Gabbert: Das zeigen uns jedenfalls Studien. Viele junge Menschen haben Angst vor der Zukunft, je nach Studie sagen um die 40 Prozent, dass sie gar keine Hoffnung haben und das ist natürlich dramatisch. Aber damit junge Menschen Hoffnung schöpfen können, muss man ihnen dafür auch konkrete Anknüpfungspunkte, Handlungsspielräume und vor allem Möglichkeiten der Mitbestimmung geben. Dafür müssen ihre Sorgen politisch ernst genommen werden und es muss gespiegelt werden: Wenn ihr etwas tut, zählt das was. Wenn man das nicht tut, dann fördert man auch Tendenzen wie Radikalisierung oder Vereinzelung. Die können wir uns als Gesellschaft angesichts der Aufgaben, die wir haben, eigentlich nicht leisten.

„Ich will keine Tipps verteilen, wie man trotz Politikversagen happy und hoffnungsvoll sein kann, weil Frustration manchmal auch einfach gerechtfertigt ist“

taz: Haben Sie Tipps für junge Menschen, was sie selbst dafür machen können?

Gabbert: Ich rede ungern darüber, was junge Menschen noch alles machen sollen. Wir sehen doch: Trotz der Hoffnungslosigkeit, über die wir gerade gesprochen haben, gibt es wahnsinnig viele junge Menschen, die politisch interessiert sind und auch praktisch etwas tun. Trotzdem werden sie politisch nicht gehört oder priorisiert – sei es beim Klimaschutz, der Infrastruktur oder der Bildung. Ich will keine Tipps verteilen, wie man trotz Politikversagen happy und hoffnungsvoll sein kann, weil Frustration manchmal auch einfach gerechtfertigt ist. Da braucht es keine Selbsthilfe, sondern ganz praktische Dinge wie eine Bus- oder Bahnverbindung, die junge Menschen kostengünstig im ländlichen Raum von A nach B bringt.

taz: Wie schöpfen Sie denn persönlich Kraft?

Gabbert: Mittagsschlaf.

taz: Oh, ich hätte nicht gedacht, dass die Antwort so einfach ausfällt.

Gabbert: Doch, das ist nicht zu unterschätzen.

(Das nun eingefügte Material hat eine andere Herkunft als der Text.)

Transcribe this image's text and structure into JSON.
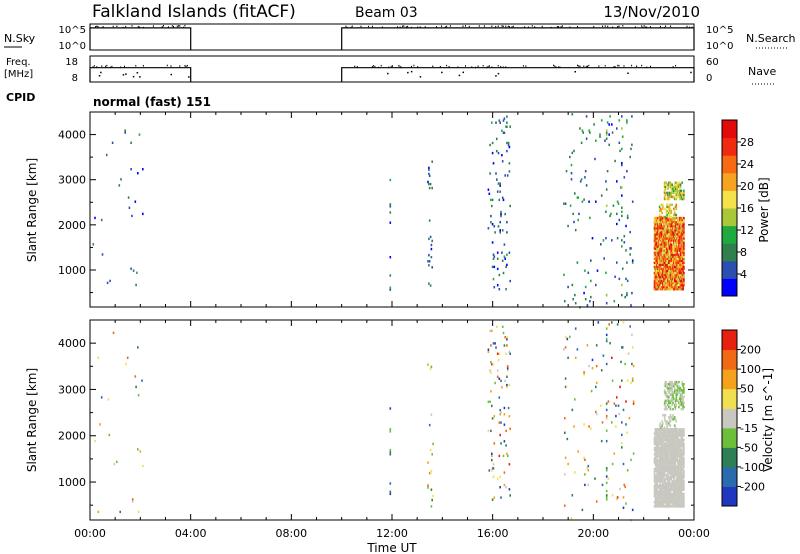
{
  "header": {
    "station": "Falkland Islands (fitACF)",
    "beam": "Beam 03",
    "date": "13/Nov/2010"
  },
  "panels": {
    "nsky_label": "N.Sky",
    "nsky_ticks": [
      "10^5",
      "10^0"
    ],
    "nsearch_label": "N.Search",
    "nsearch_ticks": [
      "10^5",
      "10^0"
    ],
    "freq_label": "Freq.",
    "freq_unit": "[MHz]",
    "freq_ticks": [
      "18",
      "8"
    ],
    "nave_label": "Nave",
    "nave_ticks": [
      "60",
      "0"
    ],
    "cpid_label": "CPID",
    "cpid_text": "normal (fast) 151"
  },
  "power_colorbar": {
    "label": "Power [dB]",
    "ticks": [
      "28",
      "24",
      "20",
      "16",
      "12",
      "8",
      "4"
    ],
    "colors": [
      "#0000ff",
      "#2b4fb0",
      "#2f7f4f",
      "#1faa3f",
      "#a8c83a",
      "#f4e24a",
      "#f8a320",
      "#f56a12",
      "#ef2a10",
      "#e30a0a"
    ]
  },
  "velocity_colorbar": {
    "label": "Velocity [m s^-1]",
    "ticks": [
      "200",
      "100",
      "50",
      "15",
      "-15",
      "-50",
      "-100",
      "-200"
    ],
    "colors": [
      "#2038c0",
      "#2a6bb0",
      "#2e7f55",
      "#6cbf3a",
      "#c8c8c0",
      "#f0e050",
      "#f4a21c",
      "#f06a14",
      "#e82010"
    ]
  },
  "chart_data": [
    {
      "type": "heatmap",
      "name": "power",
      "xlabel": "Time UT",
      "ylabel": "Slant Range [km]",
      "x_ticks": [
        "00:00",
        "04:00",
        "08:00",
        "12:00",
        "16:00",
        "20:00",
        "00:00"
      ],
      "y_ticks": [
        "1000",
        "2000",
        "3000",
        "4000"
      ],
      "xlim": [
        0,
        24
      ],
      "ylim": [
        180,
        4500
      ],
      "colorbar_range": [
        0,
        32
      ],
      "clusters": [
        {
          "t0": 22.4,
          "t1": 23.6,
          "r0": 600,
          "r1": 2200,
          "density": 0.85,
          "v0": 14,
          "v1": 32
        },
        {
          "t0": 22.8,
          "t1": 23.6,
          "r0": 2600,
          "r1": 3000,
          "density": 0.6,
          "v0": 8,
          "v1": 22
        },
        {
          "t0": 22.6,
          "t1": 23.3,
          "r0": 2200,
          "r1": 2500,
          "density": 0.35,
          "v0": 10,
          "v1": 24
        },
        {
          "t0": 18.8,
          "t1": 21.6,
          "r0": 200,
          "r1": 4500,
          "density": 0.015,
          "v0": 2,
          "v1": 12
        },
        {
          "t0": 13.4,
          "t1": 13.6,
          "r0": 500,
          "r1": 3600,
          "density": 0.03,
          "v0": 2,
          "v1": 10
        },
        {
          "t0": 15.8,
          "t1": 16.7,
          "r0": 600,
          "r1": 4500,
          "density": 0.03,
          "v0": 2,
          "v1": 10
        },
        {
          "t0": 0.1,
          "t1": 2.1,
          "r0": 200,
          "r1": 4300,
          "density": 0.006,
          "v0": 2,
          "v1": 10
        }
      ],
      "columns": [
        {
          "t": 11.9,
          "r0": 500,
          "r1": 3200
        },
        {
          "t": 20.5,
          "r0": 200,
          "r1": 4400
        },
        {
          "t": 21.1,
          "r0": 200,
          "r1": 4500
        }
      ]
    },
    {
      "type": "heatmap",
      "name": "velocity",
      "xlabel": "Time UT",
      "ylabel": "Slant Range [km]",
      "x_ticks": [
        "00:00",
        "04:00",
        "08:00",
        "12:00",
        "16:00",
        "20:00",
        "00:00"
      ],
      "y_ticks": [
        "1000",
        "2000",
        "3000",
        "4000"
      ],
      "xlim": [
        0,
        24
      ],
      "ylim": [
        180,
        4500
      ],
      "colorbar_range": [
        -250,
        250
      ],
      "clusters": [
        {
          "t0": 22.4,
          "t1": 23.6,
          "r0": 500,
          "r1": 2200,
          "density": 0.85,
          "v0": -10,
          "v1": 10
        },
        {
          "t0": 22.8,
          "t1": 23.6,
          "r0": 2600,
          "r1": 3200,
          "density": 0.5,
          "v0": -60,
          "v1": 20
        },
        {
          "t0": 22.6,
          "t1": 23.3,
          "r0": 2200,
          "r1": 2500,
          "density": 0.3,
          "v0": -40,
          "v1": 20
        },
        {
          "t0": 18.8,
          "t1": 21.6,
          "r0": 200,
          "r1": 4500,
          "density": 0.015,
          "v0": -220,
          "v1": 220
        },
        {
          "t0": 13.4,
          "t1": 13.6,
          "r0": 500,
          "r1": 3600,
          "density": 0.03,
          "v0": -220,
          "v1": 220
        },
        {
          "t0": 15.8,
          "t1": 16.7,
          "r0": 600,
          "r1": 4500,
          "density": 0.03,
          "v0": -220,
          "v1": 220
        },
        {
          "t0": 0.1,
          "t1": 2.1,
          "r0": 200,
          "r1": 4300,
          "density": 0.006,
          "v0": -220,
          "v1": 220
        }
      ],
      "columns": [
        {
          "t": 11.9,
          "r0": 500,
          "r1": 3200
        },
        {
          "t": 20.5,
          "r0": 200,
          "r1": 4400
        },
        {
          "t": 21.1,
          "r0": 200,
          "r1": 4500
        }
      ]
    },
    {
      "type": "line",
      "name": "nsky",
      "segments": [
        [
          0,
          4.0
        ],
        [
          10.0,
          24
        ]
      ],
      "level": 0.85
    },
    {
      "type": "line",
      "name": "freq",
      "segments": [
        [
          0,
          4.0
        ],
        [
          10.0,
          24
        ]
      ],
      "level": 0.55
    }
  ]
}
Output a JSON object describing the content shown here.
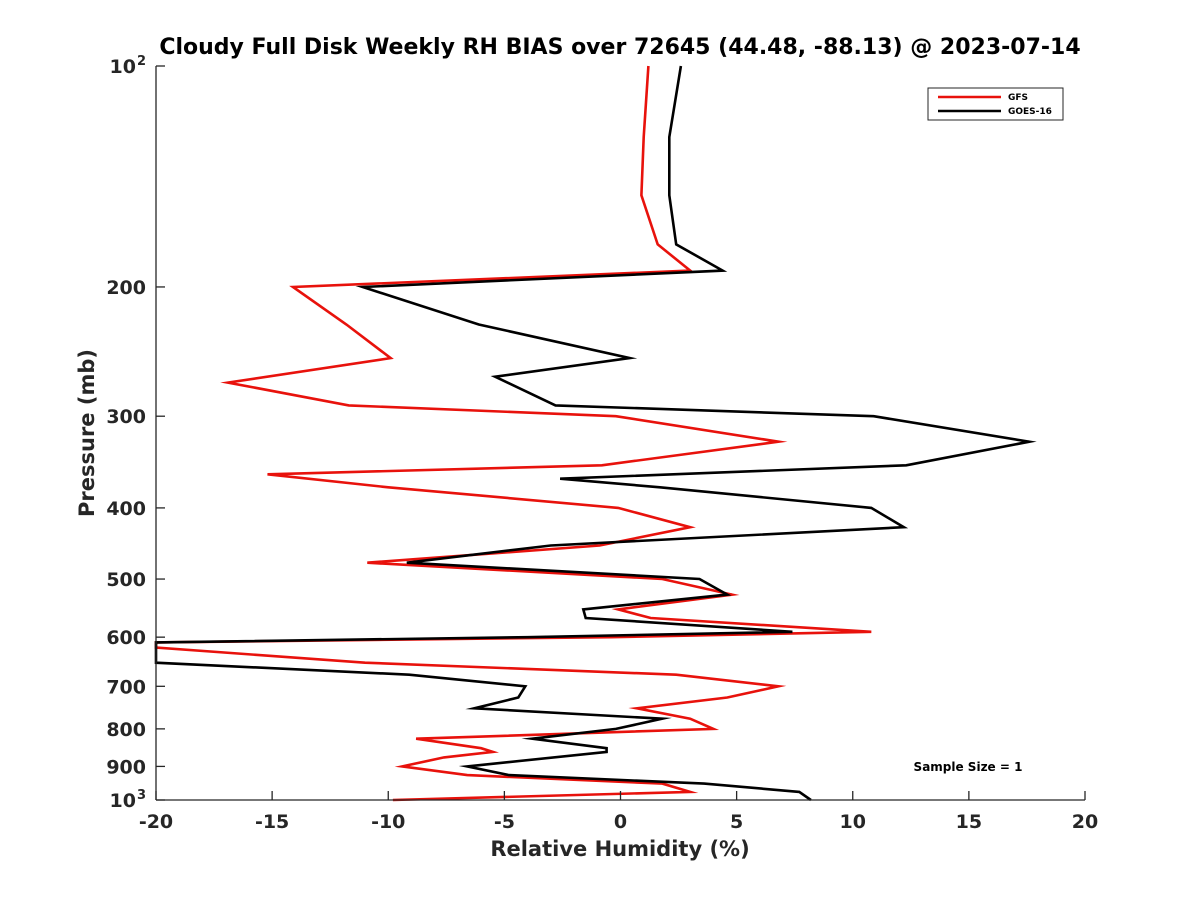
{
  "chart_data": {
    "type": "line",
    "title": "Cloudy Full Disk Weekly RH BIAS over 72645 (44.48, -88.13) @ 2023-07-14",
    "xlabel": "Relative Humidity (%)",
    "ylabel": "Pressure (mb)",
    "xlim": [
      -20,
      20
    ],
    "ylim": [
      100,
      1000
    ],
    "y_scale": "log",
    "y_reversed": true,
    "x_ticks": [
      "-20",
      "-15",
      "-10",
      "-5",
      "0",
      "5",
      "10",
      "15",
      "20"
    ],
    "y_ticks": [
      {
        "value": 100,
        "label": "10",
        "sup": "2"
      },
      {
        "value": 200,
        "label": "200"
      },
      {
        "value": 300,
        "label": "300"
      },
      {
        "value": 400,
        "label": "400"
      },
      {
        "value": 500,
        "label": "500"
      },
      {
        "value": 600,
        "label": "600"
      },
      {
        "value": 700,
        "label": "700"
      },
      {
        "value": 800,
        "label": "800"
      },
      {
        "value": 900,
        "label": "900"
      },
      {
        "value": 1000,
        "label": "10",
        "sup": "3"
      }
    ],
    "grid": false,
    "legend_position": "top-right",
    "annotation": "Sample Size = 1",
    "series": [
      {
        "name": "GFS",
        "color": "#e8120c",
        "points": [
          [
            1.2,
            100
          ],
          [
            1.0,
            125
          ],
          [
            0.9,
            150
          ],
          [
            1.6,
            175
          ],
          [
            3.0,
            190
          ],
          [
            -14.1,
            200
          ],
          [
            -11.8,
            225
          ],
          [
            -9.9,
            250
          ],
          [
            -16.9,
            270
          ],
          [
            -11.7,
            290
          ],
          [
            -0.2,
            300
          ],
          [
            6.8,
            325
          ],
          [
            -0.8,
            350
          ],
          [
            -15.2,
            360
          ],
          [
            -10.0,
            375
          ],
          [
            -0.1,
            400
          ],
          [
            3.0,
            425
          ],
          [
            -0.9,
            450
          ],
          [
            -10.9,
            475
          ],
          [
            1.8,
            500
          ],
          [
            4.8,
            525
          ],
          [
            -0.1,
            550
          ],
          [
            1.3,
            565
          ],
          [
            10.8,
            590
          ],
          [
            -0.4,
            600
          ],
          [
            -20.0,
            610
          ],
          [
            -20.0,
            620
          ],
          [
            -11.0,
            650
          ],
          [
            2.4,
            675
          ],
          [
            6.8,
            700
          ],
          [
            4.6,
            725
          ],
          [
            0.7,
            750
          ],
          [
            3.0,
            775
          ],
          [
            4.0,
            800
          ],
          [
            -8.8,
            825
          ],
          [
            -6.0,
            850
          ],
          [
            -5.5,
            860
          ],
          [
            -7.6,
            875
          ],
          [
            -9.4,
            900
          ],
          [
            -6.6,
            925
          ],
          [
            1.8,
            950
          ],
          [
            3.0,
            975
          ],
          [
            -9.8,
            1000
          ]
        ]
      },
      {
        "name": "GOES-16",
        "color": "#000000",
        "points": [
          [
            2.6,
            100
          ],
          [
            2.1,
            125
          ],
          [
            2.1,
            150
          ],
          [
            2.4,
            175
          ],
          [
            4.4,
            190
          ],
          [
            -11.1,
            200
          ],
          [
            -6.1,
            225
          ],
          [
            0.4,
            250
          ],
          [
            -5.4,
            265
          ],
          [
            -2.8,
            290
          ],
          [
            10.9,
            300
          ],
          [
            17.6,
            325
          ],
          [
            12.3,
            350
          ],
          [
            -2.6,
            365
          ],
          [
            1.7,
            375
          ],
          [
            10.8,
            400
          ],
          [
            12.2,
            425
          ],
          [
            -3.0,
            450
          ],
          [
            -9.2,
            475
          ],
          [
            3.4,
            500
          ],
          [
            4.6,
            525
          ],
          [
            -1.6,
            550
          ],
          [
            -1.5,
            565
          ],
          [
            7.4,
            590
          ],
          [
            -4.0,
            600
          ],
          [
            -20.0,
            610
          ],
          [
            -20.0,
            650
          ],
          [
            -9.1,
            675
          ],
          [
            -4.1,
            700
          ],
          [
            -4.4,
            725
          ],
          [
            -6.3,
            750
          ],
          [
            1.8,
            775
          ],
          [
            -0.2,
            800
          ],
          [
            -3.8,
            825
          ],
          [
            -0.6,
            850
          ],
          [
            -0.6,
            860
          ],
          [
            -6.6,
            900
          ],
          [
            -4.8,
            925
          ],
          [
            3.6,
            950
          ],
          [
            7.7,
            975
          ],
          [
            8.2,
            1000
          ]
        ]
      }
    ]
  }
}
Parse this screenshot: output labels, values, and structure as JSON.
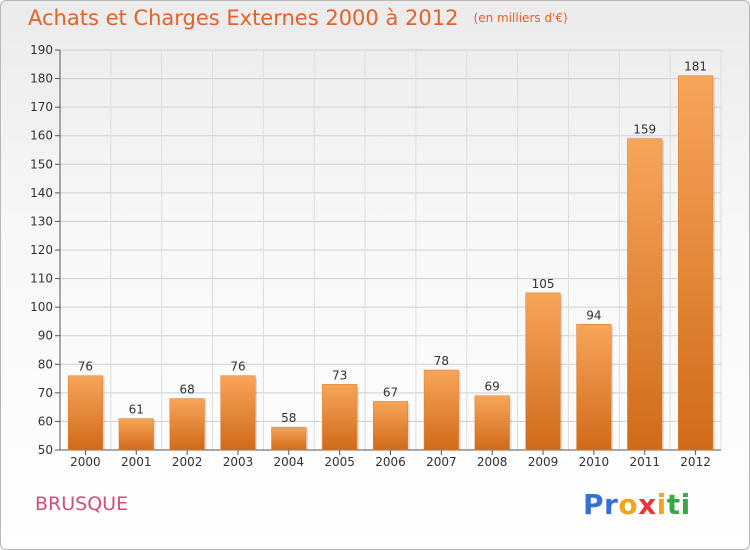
{
  "header": {
    "title": "Achats et Charges Externes 2000 à 2012",
    "subtitle": "(en milliers d'€)"
  },
  "footer": {
    "commune": "BRUSQUE",
    "logo_letters": [
      "P",
      "r",
      "o",
      "x",
      "i",
      "t",
      "i"
    ]
  },
  "colors": {
    "title": "#e2622a",
    "commune": "#d64b7c",
    "bar_top": "#f7a55a",
    "bar_bottom": "#d06a18",
    "logo": [
      "#3a6fd6",
      "#3a6fd6",
      "#f2a51a",
      "#e8373a",
      "#f2a51a",
      "#3aa845",
      "#3aa845"
    ]
  },
  "chart_data": {
    "type": "bar",
    "categories": [
      "2000",
      "2001",
      "2002",
      "2003",
      "2004",
      "2005",
      "2006",
      "2007",
      "2008",
      "2009",
      "2010",
      "2011",
      "2012"
    ],
    "values": [
      76,
      61,
      68,
      76,
      58,
      73,
      67,
      78,
      69,
      105,
      94,
      159,
      181
    ],
    "ylim": [
      50,
      190
    ],
    "yticks": [
      50,
      60,
      70,
      80,
      90,
      100,
      110,
      120,
      130,
      140,
      150,
      160,
      170,
      180,
      190
    ],
    "grid": true
  }
}
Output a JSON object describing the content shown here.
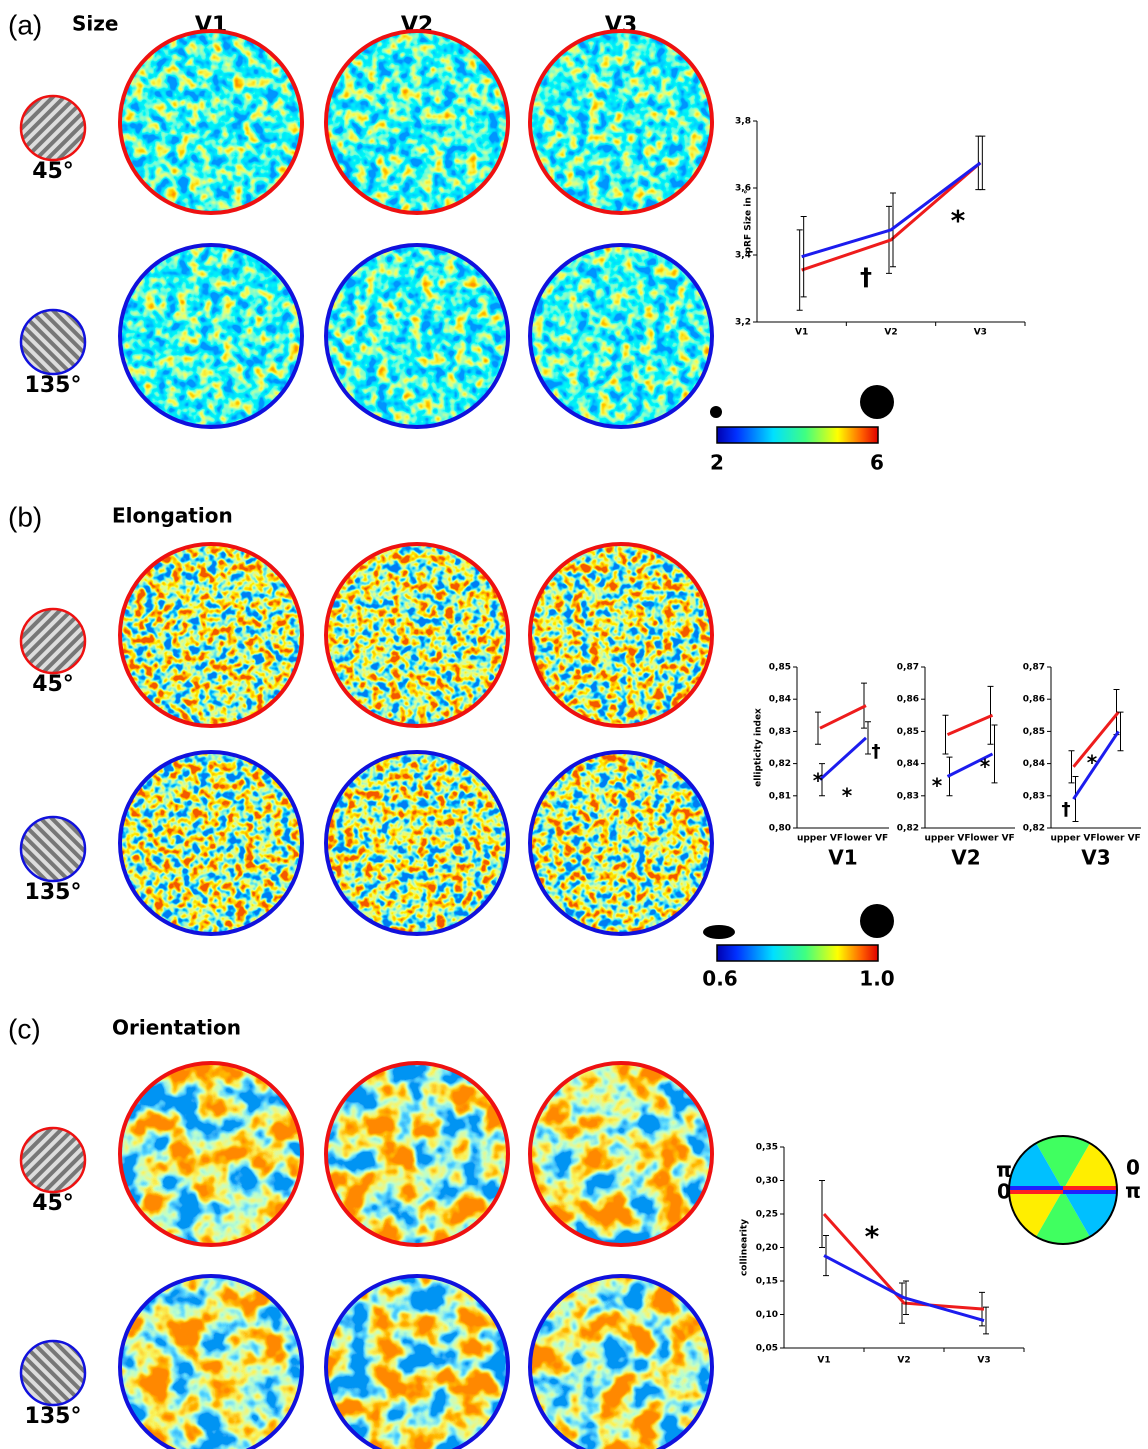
{
  "columns": [
    "V1",
    "V2",
    "V3"
  ],
  "panels": [
    {
      "label": "(a)",
      "title": "Size",
      "stimuli": [
        "45°",
        "135°"
      ],
      "colorbar": [
        "2",
        "6"
      ]
    },
    {
      "label": "(b)",
      "title": "Elongation",
      "stimuli": [
        "45°",
        "135°"
      ],
      "colorbar": [
        "0.6",
        "1.0"
      ]
    },
    {
      "label": "(c)",
      "title": "Orientation",
      "stimuli": [
        "45°",
        "135°"
      ],
      "wheel": [
        "π",
        "0",
        "0",
        "π"
      ]
    }
  ],
  "chart_data": [
    {
      "type": "line",
      "ylabel": "pRF Size in °",
      "categories": [
        "V1",
        "V2",
        "V3"
      ],
      "ylim": [
        3.2,
        3.8
      ],
      "yticks": [
        {
          "value": 3.2,
          "label": "3,2"
        },
        {
          "value": 3.4,
          "label": "3,4"
        },
        {
          "value": 3.6,
          "label": "3,6"
        },
        {
          "value": 3.8,
          "label": "3,8"
        }
      ],
      "series": [
        {
          "color": "#ee1c1c",
          "values": [
            3.355,
            3.445,
            3.675
          ],
          "errors": [
            0.12,
            0.1,
            0.08
          ]
        },
        {
          "color": "#1c1cee",
          "values": [
            3.395,
            3.475,
            3.675
          ],
          "errors": [
            0.12,
            0.11,
            0.08
          ]
        }
      ],
      "annotations": [
        "*",
        "†"
      ]
    },
    {
      "type": "line",
      "ylabel": "ellipticity index",
      "title": "V1",
      "categories": [
        "upper VF",
        "lower VF"
      ],
      "ylim": [
        0.8,
        0.85
      ],
      "yticks": [
        {
          "value": 0.8,
          "label": "0,80"
        },
        {
          "value": 0.81,
          "label": "0,81"
        },
        {
          "value": 0.82,
          "label": "0,82"
        },
        {
          "value": 0.83,
          "label": "0,83"
        },
        {
          "value": 0.84,
          "label": "0,84"
        },
        {
          "value": 0.85,
          "label": "0,85"
        }
      ],
      "series": [
        {
          "color": "#ee1c1c",
          "values": [
            0.831,
            0.838
          ],
          "errors": [
            0.005,
            0.007
          ]
        },
        {
          "color": "#1c1cee",
          "values": [
            0.815,
            0.828
          ],
          "errors": [
            0.005,
            0.005
          ]
        }
      ],
      "annotations": [
        "*",
        "*",
        "†"
      ]
    },
    {
      "type": "line",
      "title": "V2",
      "categories": [
        "upper VF",
        "lower VF"
      ],
      "ylim": [
        0.82,
        0.87
      ],
      "yticks": [
        {
          "value": 0.82,
          "label": "0,82"
        },
        {
          "value": 0.83,
          "label": "0,83"
        },
        {
          "value": 0.84,
          "label": "0,84"
        },
        {
          "value": 0.85,
          "label": "0,85"
        },
        {
          "value": 0.86,
          "label": "0,86"
        },
        {
          "value": 0.87,
          "label": "0,87"
        }
      ],
      "series": [
        {
          "color": "#ee1c1c",
          "values": [
            0.849,
            0.855
          ],
          "errors": [
            0.006,
            0.009
          ]
        },
        {
          "color": "#1c1cee",
          "values": [
            0.836,
            0.843
          ],
          "errors": [
            0.006,
            0.009
          ]
        }
      ],
      "annotations": [
        "*",
        "*"
      ]
    },
    {
      "type": "line",
      "title": "V3",
      "categories": [
        "upper VF",
        "lower VF"
      ],
      "ylim": [
        0.82,
        0.87
      ],
      "yticks": [
        {
          "value": 0.82,
          "label": "0,82"
        },
        {
          "value": 0.83,
          "label": "0,83"
        },
        {
          "value": 0.84,
          "label": "0,84"
        },
        {
          "value": 0.85,
          "label": "0,85"
        },
        {
          "value": 0.86,
          "label": "0,86"
        },
        {
          "value": 0.87,
          "label": "0,87"
        }
      ],
      "series": [
        {
          "color": "#ee1c1c",
          "values": [
            0.839,
            0.856
          ],
          "errors": [
            0.005,
            0.007
          ]
        },
        {
          "color": "#1c1cee",
          "values": [
            0.829,
            0.85
          ],
          "errors": [
            0.007,
            0.006
          ]
        }
      ],
      "annotations": [
        "†",
        "*"
      ]
    },
    {
      "type": "line",
      "ylabel": "collinearity",
      "categories": [
        "V1",
        "V2",
        "V3"
      ],
      "ylim": [
        0.05,
        0.35
      ],
      "yticks": [
        {
          "value": 0.05,
          "label": "0,05"
        },
        {
          "value": 0.1,
          "label": "0,10"
        },
        {
          "value": 0.15,
          "label": "0,15"
        },
        {
          "value": 0.2,
          "label": "0,20"
        },
        {
          "value": 0.25,
          "label": "0,25"
        },
        {
          "value": 0.3,
          "label": "0,30"
        },
        {
          "value": 0.35,
          "label": "0,35"
        }
      ],
      "series": [
        {
          "color": "#ee1c1c",
          "values": [
            0.25,
            0.117,
            0.108
          ],
          "errors": [
            0.05,
            0.03,
            0.025
          ]
        },
        {
          "color": "#1c1cee",
          "values": [
            0.188,
            0.125,
            0.091
          ],
          "errors": [
            0.03,
            0.025,
            0.02
          ]
        }
      ],
      "annotations": [
        "*"
      ]
    }
  ]
}
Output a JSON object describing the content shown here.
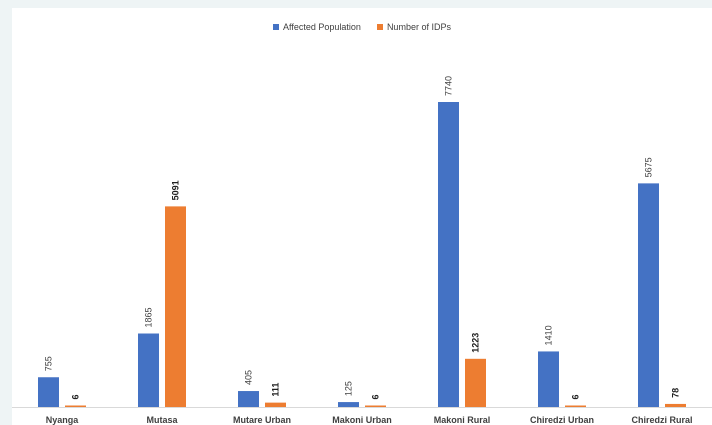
{
  "chart_data": {
    "type": "bar",
    "title": "",
    "xlabel": "",
    "ylabel": "",
    "categories": [
      "Nyanga",
      "Mutasa",
      "Mutare Urban",
      "Makoni Urban",
      "Makoni Rural",
      "Chiredzi Urban",
      "Chiredzi Rural"
    ],
    "series": [
      {
        "name": "Affected Population",
        "color": "#4472c4",
        "values": [
          755,
          1865,
          405,
          125,
          7740,
          1410,
          5675
        ],
        "labels_bold": false
      },
      {
        "name": "Number of IDPs",
        "color": "#ed7d31",
        "values": [
          6,
          5091,
          111,
          6,
          1223,
          6,
          78
        ],
        "labels_bold": true
      }
    ],
    "ylim": [
      0,
      7740
    ],
    "grid": false,
    "legend_position": "top-center"
  }
}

Es gibt diesen schönen Satz „Wandel ist kein Sprint, Wandel ist ein Marathon“. Ich finde das Bild eigentlich nicht ideal, weil man ja nicht alleine läuft. Insofern ist es vielleicht eher ein Staffellauf. Aber in jedem Fall braucht man viel Kraft und den Raum, sich auszuruhen. Das ist nur möglich, wenn man weiß, dass man nicht alleine ist und sich auf andere verlassen kann. Mittags ein bisschen schlafen zu können, ist ein guter Anfang.